This is the third church to be built here since 1836.
The first church was made of stone and was built late in 1836 on the present site. The land and church's bell were donated by Enoch Long.
Elijah Parish Lovejoy was the first pastor from January 8, 1837 to November 7, 1837. On October 25th, 1837, Lovejoy held a meeting in the church to form the Anti-Slavery Society in Illinois. A near riot broke out. The meeting was moved across the street to the Old Rock House the following day. Less than two weeks later, on November 7, 1837, Elijah Lovejoy was killed at the warehouse of Godfrey, Gilman & Co. defending his fourth printing press. He is considered to be a martyr for freedom of speech.
The original church burned in 1858 and construction of a new frame building began at once.
Financial problems and the Civil War prevented the completion until its dedication on November 15, 1865. A newer and larger church was needed so this second structure was demolished and the church you see today was dedicated on November 27, 1927.
Across the street from the College Avenue Presbyterian Church stands the Old Rock House.

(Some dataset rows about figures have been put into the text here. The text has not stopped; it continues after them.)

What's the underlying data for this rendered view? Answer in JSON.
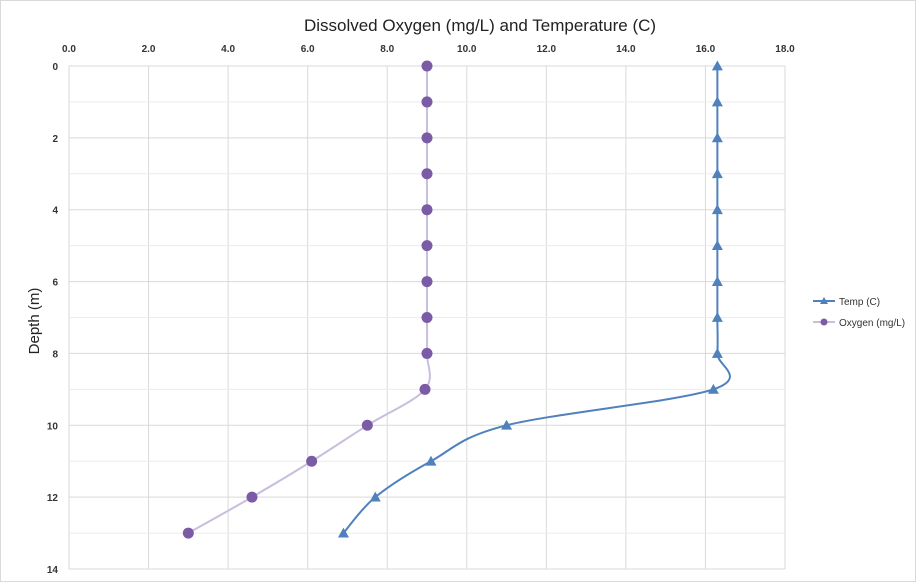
{
  "chart_data": {
    "type": "scatter",
    "title": "Dissolved Oxygen (mg/L) and Temperature (C)",
    "xlabel": "",
    "ylabel": "Depth (m)",
    "xlim": [
      0,
      18
    ],
    "ylim": [
      0,
      14
    ],
    "y_inverted": true,
    "x_axis_position": "top",
    "x_ticks": [
      "0.0",
      "2.0",
      "4.0",
      "6.0",
      "8.0",
      "10.0",
      "12.0",
      "14.0",
      "16.0",
      "18.0"
    ],
    "y_ticks": [
      "0",
      "2",
      "4",
      "6",
      "8",
      "10",
      "12",
      "14"
    ],
    "grid": true,
    "legend_position": "right",
    "series": [
      {
        "name": "Temp (C)",
        "marker": "triangle",
        "color": "#4f81bd",
        "points": [
          {
            "x": 16.3,
            "y": 0
          },
          {
            "x": 16.3,
            "y": 1
          },
          {
            "x": 16.3,
            "y": 2
          },
          {
            "x": 16.3,
            "y": 3
          },
          {
            "x": 16.3,
            "y": 4
          },
          {
            "x": 16.3,
            "y": 5
          },
          {
            "x": 16.3,
            "y": 6
          },
          {
            "x": 16.3,
            "y": 7
          },
          {
            "x": 16.3,
            "y": 8
          },
          {
            "x": 16.2,
            "y": 9
          },
          {
            "x": 11.0,
            "y": 10
          },
          {
            "x": 9.1,
            "y": 11
          },
          {
            "x": 7.7,
            "y": 12
          },
          {
            "x": 6.9,
            "y": 13
          }
        ]
      },
      {
        "name": "Oxygen (mg/L)",
        "marker": "circle",
        "color": "#7b5ba6",
        "line_color": "#c9bedd",
        "points": [
          {
            "x": 9.0,
            "y": 0
          },
          {
            "x": 9.0,
            "y": 1
          },
          {
            "x": 9.0,
            "y": 2
          },
          {
            "x": 9.0,
            "y": 3
          },
          {
            "x": 9.0,
            "y": 4
          },
          {
            "x": 9.0,
            "y": 5
          },
          {
            "x": 9.0,
            "y": 6
          },
          {
            "x": 9.0,
            "y": 7
          },
          {
            "x": 9.0,
            "y": 8
          },
          {
            "x": 8.95,
            "y": 9
          },
          {
            "x": 7.5,
            "y": 10
          },
          {
            "x": 6.1,
            "y": 11
          },
          {
            "x": 4.6,
            "y": 12
          },
          {
            "x": 3.0,
            "y": 13
          }
        ]
      }
    ]
  }
}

This stone double-dwelling was built in 1834-35 by John Higham and Henry Caswell, a stone mason from the state of New York. It was built for the Rev. T.B. Hurlburt,
pastor of the College Avenue Presbyterian Church and intimate friend of Elijah Lovejoy.
The first two anti-slavery meetings in Illinois were held here on October 26 and 27, 1837. The Anti-Slavery Society was formed with sixty members. Lovejoy was elected corresponding secretary. This house also served as a "station" on the "Underground Railroad".
The building originally had six dormer windows, but some time during the 1910's the dormers were replaced with the present concrete block addition. Other changes were also made through the years. Today, it is an apartment complex.